Para Moises de Souza, coordenador do bacharelado de Relações Internacionais da Universidade Central de Lancashire, no Reino Unido, apesar da guerra na Ucrânia reforçar o senso de coesão europeu também revela visões distintas dos países-membros, de acordo com suas necessidades. O professor explica que, na questão sobre a inclusão da Ucrânia, formaram-se quatro grupos.
O primeiro tem Estados Unidos e Alemanha, que votam contra porque, nesse caso, a OTAN estaria diretamente envolvida no conflito contra a Rússia, aumentando o risco de uso de armas nucleares. “Eles preferem manter a ambiguidade e a distância estratégica, deixando o apoio como está, a partir de dois centros independentes: a Coordenação Internacional de Doadores e o Contato de Defesa da Ucrânia, responsável pela articulação de equipes e treinamentos.”
Um segundo grupo, dos nórdicos, como Suécia e Finlândia, mais alguns países do Leste Europeu, considera que o conflito já está caracterizado como OTAN versus Rússia na prática e defende a inclusão imediata da Ucrânia.
NÚMEROS DA GUERRA
€ 128 bilhões aportados por EUA e Europa na Ucrânia
€ 1 trilhão estimado para reconstrução do país
Um terceiro grupo, que prefere não tomar partido (mas também não bloquearia a entrada dos ucranianos), é formado pelos bálticos Estônia, Letônia e Lituânia, e outros países do Leste Europeu, mais próximos geograficamente da Rússia.

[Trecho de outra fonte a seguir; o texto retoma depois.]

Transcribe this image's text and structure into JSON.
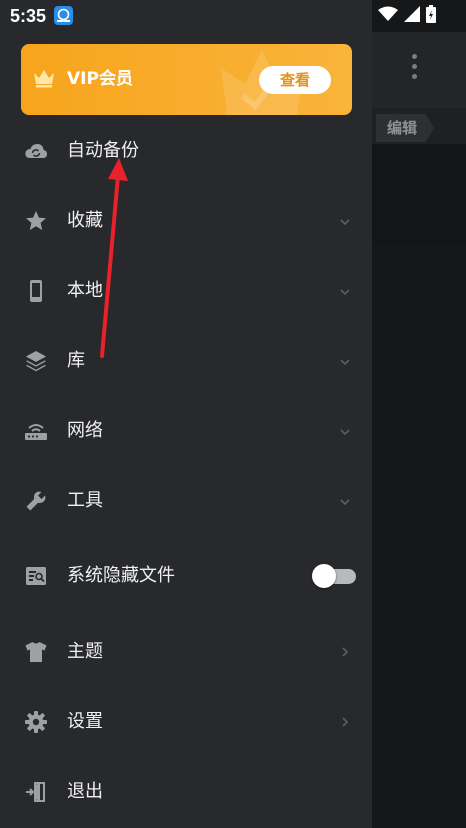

Por último, Turquia e Hungria são o bloco dos “imprevisíveis”, como observa Moises, “jogando de maneira meio descontrolada” porque dependentes da Rússia em algumas questões e porque procuram se aproveitar de outras para barganhar em negociações paralelas” (a aprovação da Suécia pelo presidente turco Recep Erdogan, por exemplo, valeu ao país a reabertura para compra de armas dos suecos).
“Aliás, a entrada da Suécia como 42º membro adiciona capacidade de dissuasão à OTAN. Militarmente e também porque o país dá profundidade logística de território, com espaço mais próximo [da Rússia] para abastecimento de reforços e suprimentos e mais facilidade para melhorar a defesa dos bálticos, se houvesse invasão. Além disso, os suecos têm experiência em lidar com os russos e compreendem mais rapidamente alguns movimentos estratégicos deles na região.”
Como parte do morde-e-assopra com a Ucrânia, França e Alemanha adiantaram promessas de mais armamentos, como:
* mísseis de longo alcance (franceses),
* blindados e defesa aérea (alemães).
E Biden anunciou outros US$ 800 milhões a Zelensky, que empacotam bombas de fragmentação proibidas em mais de 100 países.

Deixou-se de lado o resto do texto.